J’ai parlé de missions menées sur le terrain. Etre assis dans un bureau pour procéder à une répartition mécanique de sources financières aux collectivités territoriales sans pour autant aller voir l’état de réalisation des projets financés, je ne conçois pas ma mission à la tête du FPDCT ainsi. Notre credo, c’est la lisibilité, la traçabilité, la transparence, l’efficience, la rationalité, la redevabilité et la reddition des comptes. Cela nous commande d’être aux côtés des collectivités territoriales pour un suivi bout à bout des projets que nous finançons.
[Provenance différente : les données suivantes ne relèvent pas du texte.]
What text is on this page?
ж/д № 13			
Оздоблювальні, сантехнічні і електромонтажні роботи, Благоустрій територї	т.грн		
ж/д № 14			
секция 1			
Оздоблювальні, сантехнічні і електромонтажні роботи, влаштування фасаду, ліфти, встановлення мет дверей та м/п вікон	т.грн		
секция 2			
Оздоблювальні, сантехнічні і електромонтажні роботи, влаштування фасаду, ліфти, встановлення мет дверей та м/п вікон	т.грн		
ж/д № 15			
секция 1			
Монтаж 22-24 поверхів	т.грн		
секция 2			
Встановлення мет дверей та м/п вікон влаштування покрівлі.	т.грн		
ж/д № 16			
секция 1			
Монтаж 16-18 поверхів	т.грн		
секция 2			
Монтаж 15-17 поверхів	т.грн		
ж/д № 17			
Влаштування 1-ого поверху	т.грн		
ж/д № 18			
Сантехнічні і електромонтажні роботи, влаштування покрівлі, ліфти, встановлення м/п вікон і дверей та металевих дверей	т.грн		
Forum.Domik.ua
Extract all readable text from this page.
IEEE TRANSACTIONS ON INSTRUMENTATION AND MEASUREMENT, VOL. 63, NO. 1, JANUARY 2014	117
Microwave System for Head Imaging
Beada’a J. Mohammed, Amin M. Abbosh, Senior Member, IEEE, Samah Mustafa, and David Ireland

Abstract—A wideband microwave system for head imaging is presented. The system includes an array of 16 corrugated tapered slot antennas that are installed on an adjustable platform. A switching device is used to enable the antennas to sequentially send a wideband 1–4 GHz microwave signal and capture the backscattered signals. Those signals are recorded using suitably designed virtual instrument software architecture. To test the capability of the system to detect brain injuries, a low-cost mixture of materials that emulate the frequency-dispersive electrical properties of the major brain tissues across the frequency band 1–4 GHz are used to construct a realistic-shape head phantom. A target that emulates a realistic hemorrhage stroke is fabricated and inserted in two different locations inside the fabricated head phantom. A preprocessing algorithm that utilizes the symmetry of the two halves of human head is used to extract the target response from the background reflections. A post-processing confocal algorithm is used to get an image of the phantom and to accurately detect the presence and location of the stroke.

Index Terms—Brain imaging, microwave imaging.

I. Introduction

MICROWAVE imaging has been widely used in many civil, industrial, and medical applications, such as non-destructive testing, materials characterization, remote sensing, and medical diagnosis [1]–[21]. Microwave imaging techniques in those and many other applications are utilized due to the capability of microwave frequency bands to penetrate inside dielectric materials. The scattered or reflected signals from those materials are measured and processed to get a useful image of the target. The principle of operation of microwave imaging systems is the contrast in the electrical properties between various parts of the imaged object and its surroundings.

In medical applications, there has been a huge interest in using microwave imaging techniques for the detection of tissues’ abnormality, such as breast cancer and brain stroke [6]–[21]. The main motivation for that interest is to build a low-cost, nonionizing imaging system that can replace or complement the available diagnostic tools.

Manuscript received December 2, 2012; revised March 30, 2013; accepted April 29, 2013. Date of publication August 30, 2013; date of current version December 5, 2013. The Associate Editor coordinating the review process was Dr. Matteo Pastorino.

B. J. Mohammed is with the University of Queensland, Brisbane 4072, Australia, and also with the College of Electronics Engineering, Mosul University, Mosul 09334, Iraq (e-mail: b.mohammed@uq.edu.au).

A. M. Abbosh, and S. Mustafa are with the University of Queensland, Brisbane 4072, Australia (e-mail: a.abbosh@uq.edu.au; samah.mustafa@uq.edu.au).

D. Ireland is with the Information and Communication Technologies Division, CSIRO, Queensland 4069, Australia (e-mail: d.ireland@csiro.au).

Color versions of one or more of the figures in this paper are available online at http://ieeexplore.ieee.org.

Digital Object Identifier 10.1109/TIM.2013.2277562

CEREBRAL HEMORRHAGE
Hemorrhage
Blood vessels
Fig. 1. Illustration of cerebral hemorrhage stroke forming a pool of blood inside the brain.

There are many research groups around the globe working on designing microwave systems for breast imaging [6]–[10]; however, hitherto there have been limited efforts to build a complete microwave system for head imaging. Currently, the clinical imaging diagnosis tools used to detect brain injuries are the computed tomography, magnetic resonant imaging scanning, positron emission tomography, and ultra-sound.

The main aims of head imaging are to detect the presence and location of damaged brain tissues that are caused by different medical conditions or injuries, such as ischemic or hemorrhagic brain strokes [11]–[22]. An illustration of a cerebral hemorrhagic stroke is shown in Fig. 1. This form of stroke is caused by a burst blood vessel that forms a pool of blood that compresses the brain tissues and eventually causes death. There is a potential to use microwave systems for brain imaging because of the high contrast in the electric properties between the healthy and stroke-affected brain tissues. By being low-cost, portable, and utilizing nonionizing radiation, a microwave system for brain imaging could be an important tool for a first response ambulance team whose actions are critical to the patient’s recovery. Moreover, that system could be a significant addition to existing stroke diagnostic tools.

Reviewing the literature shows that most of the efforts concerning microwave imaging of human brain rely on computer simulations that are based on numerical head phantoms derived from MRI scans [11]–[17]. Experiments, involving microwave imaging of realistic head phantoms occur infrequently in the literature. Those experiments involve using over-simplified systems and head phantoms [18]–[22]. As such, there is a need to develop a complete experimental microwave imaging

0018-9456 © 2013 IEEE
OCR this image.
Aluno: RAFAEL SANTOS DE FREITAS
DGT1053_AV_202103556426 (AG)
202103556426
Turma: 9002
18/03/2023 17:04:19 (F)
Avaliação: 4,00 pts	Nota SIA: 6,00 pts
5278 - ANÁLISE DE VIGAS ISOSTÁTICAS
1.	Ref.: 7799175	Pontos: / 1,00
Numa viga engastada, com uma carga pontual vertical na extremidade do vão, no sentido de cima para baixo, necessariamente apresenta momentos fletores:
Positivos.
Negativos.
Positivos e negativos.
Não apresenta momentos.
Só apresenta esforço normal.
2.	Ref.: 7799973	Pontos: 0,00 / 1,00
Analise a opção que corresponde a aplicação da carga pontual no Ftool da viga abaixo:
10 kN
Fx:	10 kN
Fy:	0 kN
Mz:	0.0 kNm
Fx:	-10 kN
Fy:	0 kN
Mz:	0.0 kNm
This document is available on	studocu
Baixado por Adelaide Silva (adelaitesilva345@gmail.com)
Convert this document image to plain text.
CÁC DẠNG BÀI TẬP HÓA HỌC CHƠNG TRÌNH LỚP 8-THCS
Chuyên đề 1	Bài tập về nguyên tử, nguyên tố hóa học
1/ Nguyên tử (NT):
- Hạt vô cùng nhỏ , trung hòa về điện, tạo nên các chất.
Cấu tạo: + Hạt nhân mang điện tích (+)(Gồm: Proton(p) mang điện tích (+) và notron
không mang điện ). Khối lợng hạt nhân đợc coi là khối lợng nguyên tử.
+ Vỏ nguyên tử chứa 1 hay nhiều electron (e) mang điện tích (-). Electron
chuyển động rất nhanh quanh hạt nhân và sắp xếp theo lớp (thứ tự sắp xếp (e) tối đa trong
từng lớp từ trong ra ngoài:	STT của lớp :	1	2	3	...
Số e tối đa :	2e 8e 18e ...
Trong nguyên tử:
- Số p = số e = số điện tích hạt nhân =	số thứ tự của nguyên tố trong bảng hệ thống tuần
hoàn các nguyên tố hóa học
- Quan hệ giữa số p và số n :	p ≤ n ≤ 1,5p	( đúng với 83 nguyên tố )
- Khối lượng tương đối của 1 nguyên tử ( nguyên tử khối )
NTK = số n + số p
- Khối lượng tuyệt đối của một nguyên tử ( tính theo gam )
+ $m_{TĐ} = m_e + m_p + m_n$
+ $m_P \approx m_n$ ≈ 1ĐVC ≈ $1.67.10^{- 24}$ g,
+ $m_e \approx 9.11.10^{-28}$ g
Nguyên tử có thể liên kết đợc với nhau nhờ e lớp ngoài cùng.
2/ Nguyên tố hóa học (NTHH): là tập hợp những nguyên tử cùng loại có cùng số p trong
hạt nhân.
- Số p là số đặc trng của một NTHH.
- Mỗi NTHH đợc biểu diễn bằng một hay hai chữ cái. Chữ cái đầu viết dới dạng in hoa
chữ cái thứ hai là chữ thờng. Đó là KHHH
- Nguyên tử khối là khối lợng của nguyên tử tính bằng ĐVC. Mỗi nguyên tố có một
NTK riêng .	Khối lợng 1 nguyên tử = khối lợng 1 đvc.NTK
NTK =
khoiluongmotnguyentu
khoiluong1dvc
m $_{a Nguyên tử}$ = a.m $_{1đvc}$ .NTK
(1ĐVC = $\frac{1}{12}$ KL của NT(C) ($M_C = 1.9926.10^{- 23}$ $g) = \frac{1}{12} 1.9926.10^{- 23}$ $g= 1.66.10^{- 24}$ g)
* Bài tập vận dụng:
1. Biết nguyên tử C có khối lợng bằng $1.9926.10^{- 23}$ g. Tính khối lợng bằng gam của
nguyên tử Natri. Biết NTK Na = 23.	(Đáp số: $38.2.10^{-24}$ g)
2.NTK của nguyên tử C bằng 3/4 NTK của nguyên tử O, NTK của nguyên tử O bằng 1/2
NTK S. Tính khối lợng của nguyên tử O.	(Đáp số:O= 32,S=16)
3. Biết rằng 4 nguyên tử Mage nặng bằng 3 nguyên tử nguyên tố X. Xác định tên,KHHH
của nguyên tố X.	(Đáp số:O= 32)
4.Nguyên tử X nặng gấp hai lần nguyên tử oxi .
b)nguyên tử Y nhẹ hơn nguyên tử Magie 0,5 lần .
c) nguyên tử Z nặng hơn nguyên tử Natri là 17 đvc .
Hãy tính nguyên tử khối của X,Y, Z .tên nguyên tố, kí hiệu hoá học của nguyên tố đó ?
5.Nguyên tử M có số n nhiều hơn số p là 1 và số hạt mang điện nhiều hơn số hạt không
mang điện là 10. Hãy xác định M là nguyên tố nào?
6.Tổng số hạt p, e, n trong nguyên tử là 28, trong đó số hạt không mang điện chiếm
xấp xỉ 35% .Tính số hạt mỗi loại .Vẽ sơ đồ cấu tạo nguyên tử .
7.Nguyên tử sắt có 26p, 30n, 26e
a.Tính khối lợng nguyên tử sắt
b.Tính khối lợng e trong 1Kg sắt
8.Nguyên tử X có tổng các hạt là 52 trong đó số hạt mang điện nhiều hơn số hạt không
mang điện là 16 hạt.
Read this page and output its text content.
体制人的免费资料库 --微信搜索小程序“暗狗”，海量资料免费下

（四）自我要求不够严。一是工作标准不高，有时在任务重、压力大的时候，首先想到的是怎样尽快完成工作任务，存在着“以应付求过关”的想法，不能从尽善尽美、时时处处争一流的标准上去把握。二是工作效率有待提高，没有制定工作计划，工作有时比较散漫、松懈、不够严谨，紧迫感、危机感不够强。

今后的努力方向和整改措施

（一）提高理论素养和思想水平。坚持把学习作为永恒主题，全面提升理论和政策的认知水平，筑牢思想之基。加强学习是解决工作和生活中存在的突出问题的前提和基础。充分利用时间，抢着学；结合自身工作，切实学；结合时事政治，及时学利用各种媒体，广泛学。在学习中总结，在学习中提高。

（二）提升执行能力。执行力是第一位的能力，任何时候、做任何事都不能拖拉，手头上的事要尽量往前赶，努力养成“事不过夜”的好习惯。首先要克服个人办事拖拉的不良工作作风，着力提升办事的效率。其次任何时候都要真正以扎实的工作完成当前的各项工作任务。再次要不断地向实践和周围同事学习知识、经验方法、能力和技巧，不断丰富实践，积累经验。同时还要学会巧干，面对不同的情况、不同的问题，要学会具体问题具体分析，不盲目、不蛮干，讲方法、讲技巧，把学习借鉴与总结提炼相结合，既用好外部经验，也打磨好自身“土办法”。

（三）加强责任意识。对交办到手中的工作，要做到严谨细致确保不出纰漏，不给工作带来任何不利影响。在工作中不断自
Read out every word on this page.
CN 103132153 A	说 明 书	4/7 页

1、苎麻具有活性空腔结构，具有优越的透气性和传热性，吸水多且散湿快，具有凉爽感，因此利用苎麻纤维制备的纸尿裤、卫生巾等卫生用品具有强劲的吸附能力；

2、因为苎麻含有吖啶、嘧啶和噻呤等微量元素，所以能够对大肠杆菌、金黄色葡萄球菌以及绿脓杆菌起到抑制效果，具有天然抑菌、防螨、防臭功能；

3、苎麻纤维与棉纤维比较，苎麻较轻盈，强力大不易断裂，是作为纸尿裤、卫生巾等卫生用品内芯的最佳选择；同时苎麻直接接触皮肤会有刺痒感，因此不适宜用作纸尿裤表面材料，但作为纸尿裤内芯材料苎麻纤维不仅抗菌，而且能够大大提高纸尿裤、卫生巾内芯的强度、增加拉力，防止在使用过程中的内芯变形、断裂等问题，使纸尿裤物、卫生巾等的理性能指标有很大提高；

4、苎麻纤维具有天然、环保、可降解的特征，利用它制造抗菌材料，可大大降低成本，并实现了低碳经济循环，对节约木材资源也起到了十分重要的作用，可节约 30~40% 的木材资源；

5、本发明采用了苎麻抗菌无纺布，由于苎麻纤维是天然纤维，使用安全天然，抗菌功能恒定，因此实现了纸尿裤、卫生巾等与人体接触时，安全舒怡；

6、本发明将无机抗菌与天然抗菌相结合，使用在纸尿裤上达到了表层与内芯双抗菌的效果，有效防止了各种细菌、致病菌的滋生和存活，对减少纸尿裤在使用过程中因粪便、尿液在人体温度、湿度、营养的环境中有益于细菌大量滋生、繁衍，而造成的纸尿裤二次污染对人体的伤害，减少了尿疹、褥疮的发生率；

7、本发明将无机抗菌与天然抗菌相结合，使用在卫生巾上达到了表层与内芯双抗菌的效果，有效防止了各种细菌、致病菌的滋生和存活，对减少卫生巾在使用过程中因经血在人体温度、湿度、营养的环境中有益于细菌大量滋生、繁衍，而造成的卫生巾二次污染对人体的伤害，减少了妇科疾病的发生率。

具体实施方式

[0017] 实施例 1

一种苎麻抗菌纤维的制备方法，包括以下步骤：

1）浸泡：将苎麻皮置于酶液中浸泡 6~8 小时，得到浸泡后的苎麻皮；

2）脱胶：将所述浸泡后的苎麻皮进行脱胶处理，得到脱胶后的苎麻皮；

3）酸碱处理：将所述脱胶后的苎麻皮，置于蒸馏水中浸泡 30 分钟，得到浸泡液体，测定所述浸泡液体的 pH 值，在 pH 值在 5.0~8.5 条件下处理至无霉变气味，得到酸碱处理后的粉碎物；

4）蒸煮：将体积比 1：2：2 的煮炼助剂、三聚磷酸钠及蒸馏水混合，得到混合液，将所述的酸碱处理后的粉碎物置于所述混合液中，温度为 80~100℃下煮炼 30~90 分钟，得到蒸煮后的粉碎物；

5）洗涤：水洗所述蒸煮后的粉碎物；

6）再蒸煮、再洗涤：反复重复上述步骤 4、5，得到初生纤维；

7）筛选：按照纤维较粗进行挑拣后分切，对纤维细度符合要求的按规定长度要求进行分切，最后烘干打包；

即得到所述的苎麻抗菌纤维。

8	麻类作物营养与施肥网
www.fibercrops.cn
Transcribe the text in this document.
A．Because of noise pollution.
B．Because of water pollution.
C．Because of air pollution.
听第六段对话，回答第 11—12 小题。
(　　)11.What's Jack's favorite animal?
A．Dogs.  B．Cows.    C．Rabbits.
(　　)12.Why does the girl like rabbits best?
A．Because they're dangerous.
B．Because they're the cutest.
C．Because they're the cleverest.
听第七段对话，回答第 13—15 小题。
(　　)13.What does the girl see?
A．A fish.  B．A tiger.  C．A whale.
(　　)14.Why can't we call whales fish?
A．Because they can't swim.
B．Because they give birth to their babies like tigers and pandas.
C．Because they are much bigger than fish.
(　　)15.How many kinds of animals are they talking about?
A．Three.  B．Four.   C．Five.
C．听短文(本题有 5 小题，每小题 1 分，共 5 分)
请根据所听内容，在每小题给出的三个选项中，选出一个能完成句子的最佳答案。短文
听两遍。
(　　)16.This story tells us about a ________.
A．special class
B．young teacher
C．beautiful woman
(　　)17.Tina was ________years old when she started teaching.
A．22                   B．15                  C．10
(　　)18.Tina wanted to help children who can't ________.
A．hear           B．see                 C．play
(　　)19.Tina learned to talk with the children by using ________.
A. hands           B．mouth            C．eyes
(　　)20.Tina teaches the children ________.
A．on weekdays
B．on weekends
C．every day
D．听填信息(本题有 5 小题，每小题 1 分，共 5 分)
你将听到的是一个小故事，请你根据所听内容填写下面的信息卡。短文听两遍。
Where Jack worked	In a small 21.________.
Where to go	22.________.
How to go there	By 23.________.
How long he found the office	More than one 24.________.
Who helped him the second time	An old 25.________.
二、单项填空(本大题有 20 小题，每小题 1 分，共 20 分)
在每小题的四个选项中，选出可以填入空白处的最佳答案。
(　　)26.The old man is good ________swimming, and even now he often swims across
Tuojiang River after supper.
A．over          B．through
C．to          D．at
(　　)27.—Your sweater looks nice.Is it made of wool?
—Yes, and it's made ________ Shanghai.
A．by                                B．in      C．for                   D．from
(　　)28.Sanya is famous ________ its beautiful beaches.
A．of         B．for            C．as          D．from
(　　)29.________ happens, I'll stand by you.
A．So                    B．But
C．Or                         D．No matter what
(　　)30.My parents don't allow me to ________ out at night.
Depuis l’identification des besoins des populations, leur analyse, leur priorisation, en passant par la conception de projets pour la satisfaction des besoins identifiés, la mise en œuvre des projets et enfin le suivi des ouvrages réalisés car, nous avons l’obligation de livrer aux populations à la base, des ouvrages de qualité et durables. Le péril sécuritaire qui était principalement dans la région du Sahel s’est déporté dans beaucoup de communes de notre pays, rendant plus difficile notre mission d’accompagnement des collectivités territoriales. Malgré ces difficultés, nous avons développé des initiatives pour le suivi à distance des projets.
En termes de perspectives, que prévoit le Fonds permanent pour les mois à venir?
Vivement que la crise sanitaire sans oublier la crise sécuritaire que nous vivons depuis 2016, prennent tous deux fin. Les perspectives immédiates, c’est de pouvoir disposer, avec les collectivités territoriales, d’un système de gestion numérique des dossiers. De même, avec le processus de restructuration du FPDCT en cours, nous espérons l’adoption, dans les meilleurs délais, des référentiels juridiques qui vont ouvrir une nouvelle ère dans l’accompagnement du FPDCT aux collectivités territoriales, car cela nous permettra de rendre opérationnels le guichet appui technique et surtout le guichet prêt garanti aux emprunts, qui va permettre aux collectivités territoriales de pouvoir réaliser des projets d’une grande envergure qui vont changer le visage de beaucoup de communes de notre pays. Le FPDCT, par ses actions, doit contribuer à garantir à chaque Burkinabè, où qu’il se trouve, les fondamentaux du développement qui sont, entre autres, l’accès à une nourriture saine et en quantité, l’accès à l’eau potable, l’accès à l’éducation, l’accès à la santé, vivre dans un environnement sain, avoir un pouvoir d’achat, etc. Mais pour que les fondamentaux du développement puissent prospérer, il faut d’abord qu’il y ait les préalables au développement que sont la paix, la sécurité, la stabilité, la cohésion des territoires et des communautés.
Avez-vous un mot pour conclure ?
Je voudrais, en ce mois de Ramadan, souhaiter à tous les fidèles musulmans un bon carême. Dans ce grand mois de spiritualité, que Dieu exauce les prières et qu’il donne au Burkina Faso la victoire sur le terrorisme, le Covid-19, la haine et la division.